I’ve been thinking a lot about Palm’s discontinued Foleo mobile companion lately. It was two years ago, this past September, that Palm chose to discontinue the Foleo so that the company could focus their energy on the development of the Palm Pre and their new mobile operating system, Palm webOS. Looking forward, one has to wonder whether or not Palm will go back and redesign the Foleo for use with Palm webOS.
The Foleo was conceived by Jeff Hawkins, the father of the Palm Pilot. The Foleo was to be a “mobile companion” for Palm’s Treo line of smartphones; specifically the Windows Mobile Treo 750 and the Palm OS Treo 755p. Palm had signaled that the Foleo could be opened up to support other smartphones, including the BlackBerry, at some later date after it’s initial release. Unlike the Treo smartphones it was designed to work with, the Foleo was to run a completely new OS, simply called Foleo OS; meaning that Palm and their third-party developers would have to support three discrete mobile operating systems (Palm OS, Windows Mobile, Foleo OS). As you might have guessed, for such a small company, developing and maintaining three operating systems is not a position you would want to be in.

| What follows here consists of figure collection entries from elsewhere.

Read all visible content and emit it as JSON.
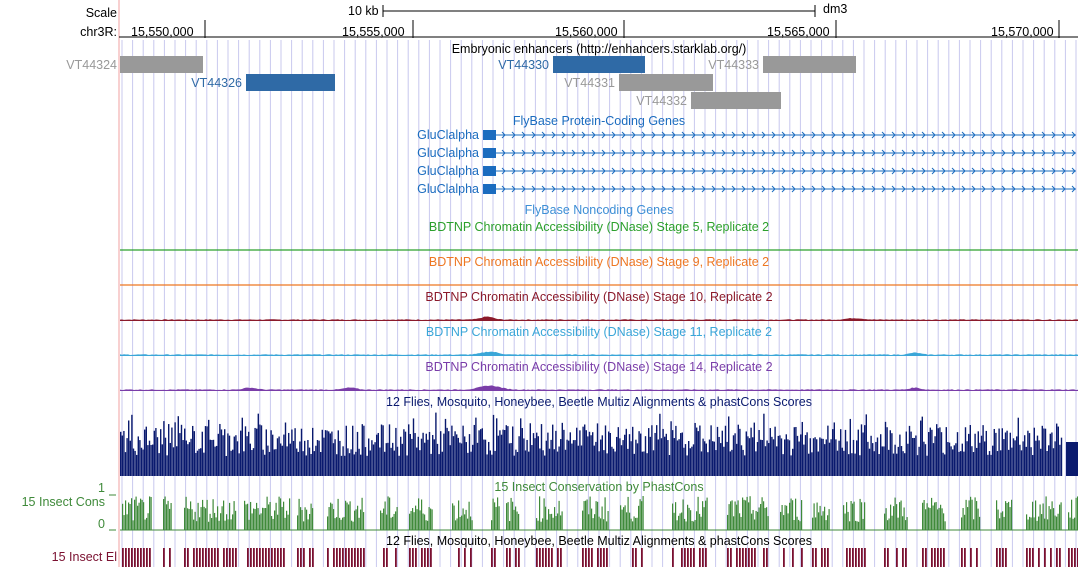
{
  "ruler": {
    "scale_label": "Scale",
    "scale_bar_label": "10 kb",
    "assembly": "dm3",
    "chrom_label": "chr3R:",
    "positions": [
      "15,550,000",
      "15,555,000",
      "15,560,000",
      "15,565,000",
      "15,570,000"
    ]
  },
  "tracks": {
    "enhancers": {
      "title": "Embryonic enhancers (http://enhancers.starklab.org/)",
      "items": [
        {
          "name": "VT44324",
          "color": "#999999"
        },
        {
          "name": "VT44326",
          "color": "#2f6aa6"
        },
        {
          "name": "VT44330",
          "color": "#2f6aa6"
        },
        {
          "name": "VT44331",
          "color": "#999999"
        },
        {
          "name": "VT44332",
          "color": "#999999"
        },
        {
          "name": "VT44333",
          "color": "#999999"
        }
      ]
    },
    "coding_genes": {
      "title": "FlyBase Protein-Coding Genes",
      "color": "#1b6cbf",
      "genes": [
        "GluClalpha",
        "GluClalpha",
        "GluClalpha",
        "GluClalpha"
      ]
    },
    "noncoding_genes": {
      "title": "FlyBase Noncoding Genes",
      "color": "#3d8fd6"
    },
    "dnase": [
      {
        "title": "BDTNP Chromatin Accessibility (DNase) Stage 5, Replicate 2",
        "color": "#2ca02c"
      },
      {
        "title": "BDTNP Chromatin Accessibility (DNase) Stage 9, Replicate 2",
        "color": "#ee7722"
      },
      {
        "title": "BDTNP Chromatin Accessibility (DNase) Stage 10, Replicate 2",
        "color": "#8b1a2b"
      },
      {
        "title": "BDTNP Chromatin Accessibility (DNase) Stage 11, Replicate 2",
        "color": "#3aa6d8"
      },
      {
        "title": "BDTNP Chromatin Accessibility (DNase) Stage 14, Replicate 2",
        "color": "#7a3da8"
      }
    ],
    "multiz": {
      "title": "12 Flies, Mosquito, Honeybee, Beetle Multiz Alignments & phastCons Scores",
      "color": "#0a1a6e"
    },
    "phastcons": {
      "title": "15 Insect Conservation by PhastCons",
      "side_label": "15 Insect Cons",
      "y_max": "1",
      "y_min": "0",
      "color": "#3f8a3a"
    },
    "elements": {
      "title": "12 Flies, Mosquito, Honeybee, Beetle Multiz Alignments & phastCons Scores",
      "side_label": "15 Insect El",
      "color": "#7a1030"
    }
  }
}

With the Foleo practically ancient history in the mobile computing field, why bring it up now? The answer is because Palm has made some changes to their mobile operating system line up. Palm has stated that they will no longer be releasing devices running Palm OS or Microsoft’s Windows Mobile. That leaves Palm with only their latest software platform, Palm webOS, to be used with new products. Since Palm webOS is based on a Linux kernel, and uses web technologies for displaying the user interface, Palm’s new platform could be used to drive a number of devices; not just smartphones.

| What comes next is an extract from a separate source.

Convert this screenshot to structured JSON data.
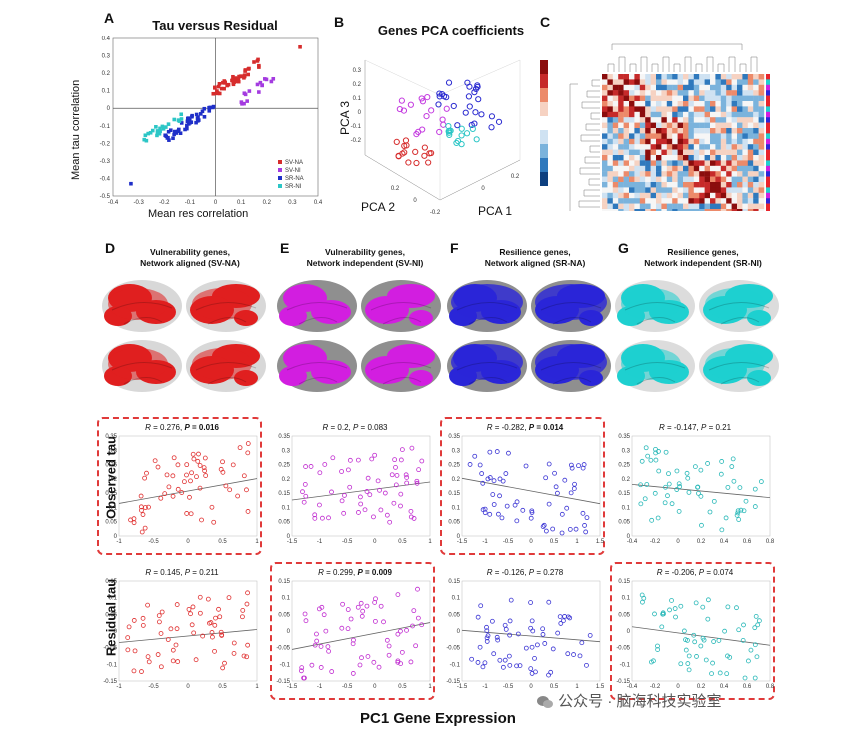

From the beginning, I always thought that the Foleo’s hardware was solid and well though out. I had a chance to play with the Foleo during one of Palm’s sneak peek events. The hardware felt sturdy and up to to the challenges of day-to-day bumps and knocks. The Foleo had a bright 10-inch screen and a full size keyboard that I was able to touch type on. It also featured flash memory storage and a SDHC card slot for memory expansion. USB, video, and audio out ports rounded out the hardware. Comparing it to an Acer Eee PC or a Dell Mini 9, the Foleo’s hardware just felt better. (To be fair, the Foleo was to be almost twice as expensive than the Eee PC. Cost drives the quality of build materials. Cost vs. function is one of the main reasons why Apple choses to not release a Mac OS X netbook.)

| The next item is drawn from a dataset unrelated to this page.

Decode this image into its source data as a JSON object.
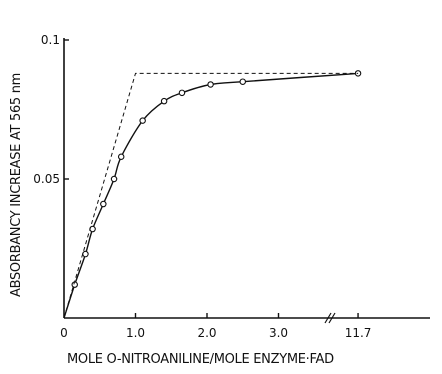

So that brings us back to software. In 2007, Foleo OS didn’t make sense for a small company trying to contain their software development and support costs. In 2009, Palm has decided to focus their efforts around Palm webOS. A Palm netbook, powered by webOS, which has the ability to synchronize data and applications with Palm’s other webOS devices, the Pre and Pixi smartphones, could be a much more powerful device than the original Foleo.
In conclusion, a new Palm Foleo would have several advantages to it. First is that it would run the same mobile operating system as Palm’s smartphones. This would benefit both Palm and third-party developers since there would only be the one OS to write applications for. Secondly, in my opinion, the original Foleo hardware was well designed, and with some tweaks to the processor, memory, and video systems, would be up to the tasks expected of any of today’s netbooks. Lastly, the new management team at Palm is much better at product execution than the management team that was leading the company in 2007.